Unlike many indies, Margules (along with cinematographer Joel Deutsch) has an excellent eye for light and shadow, never allowing the twain to crash together and ruin a single frame. Further, Dan Margules' use of color is fantastic. He knows just when to go for the dark and drab look at the world and when to go almost full-on impressionistic painting on our unsuspecting eyeballs. Even if the story and acting weren't very good (and they are), Begleiter could still be considered "beautiful" for this reason alone.
I would like to give a special mention to the acting here. Spencer has plenty of experience playing a Dog, but his sad puppy-dog-eyed expressions are utilized to their finest by Dan Margules. They make a great team! Russell's performance is very fine (for a human being that is) and she has a way of making her character seem fleshed out and fully formed... unique considering the length of this film. Osmond's cameo similarly works very well here in his self-named role as (what I would call) the "Peter Falk character". Sure it's hard not to think of him as his most famous role, but somehow that, and the comical inversion of same, makes for a fun and surreal character. I would say that Spencer steals the show here, but when we're introduced to John Henry Litton, the fun really begins. Litton is entrancing in his facial expressions and innocent (even when completely naked) take on the world around him. There is a moment or two in which Litton (and, by extension, Margules) comes off as a little too silly, or possibly, to clever for his own good... but by the time any of this takes place, Begleiter has either won the hearts of the audience or it hasn't. I'm in the first camp, having had my heart won in about the first three seconds, and I was smiling as big as Litton in the final act.

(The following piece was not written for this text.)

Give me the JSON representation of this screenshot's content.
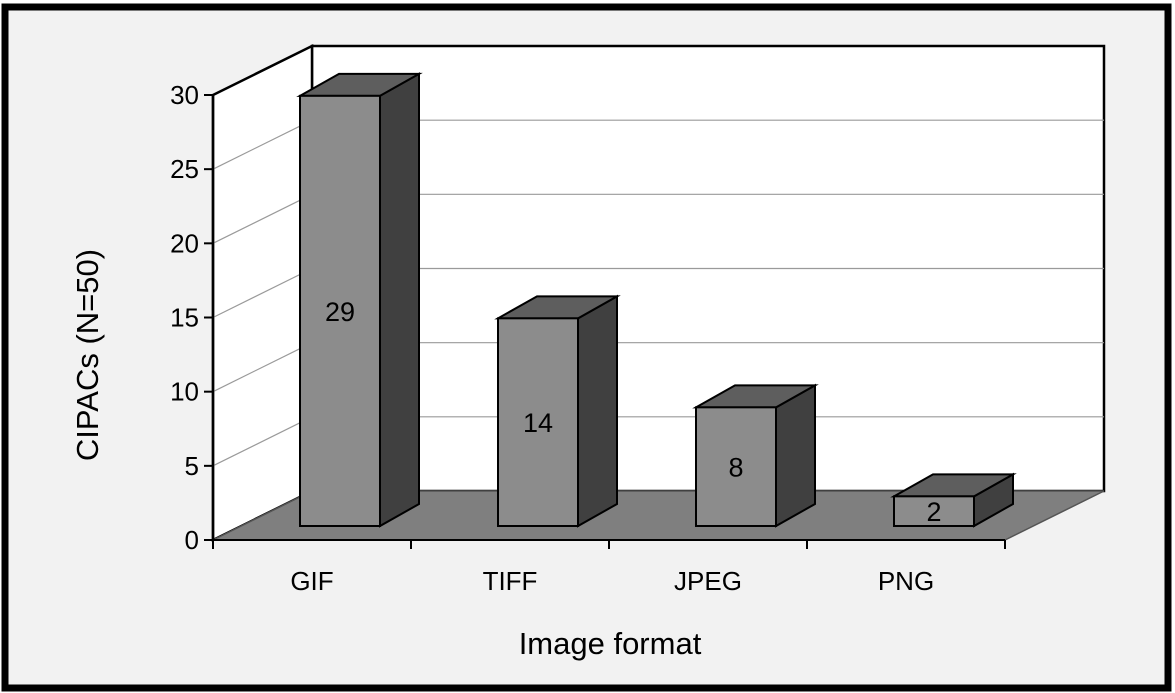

Yeah, okay, I admit it, I love this movie. Begleiter won my heart... and I don't care who knows! Will this work for everyone? Maybe not, but I would submit that it takes brains and an open mind and a bit of sensitivity to truly appreciate what Begleiter has to offer. I am completely objective, however, when I give Begleiter Four Stars out of Five! It's striking for a first film (even a short subject film) to be this well done. Dan Margules does a great job here, and I'm excited to check out what he's got to offer next. Well, kids, it's time to take a jog and potty break... then some chow... or at least some kibbles and bits. What I can't understand is why I keep getting arrested whenever I take these beach jaunts... I just want my book back, man!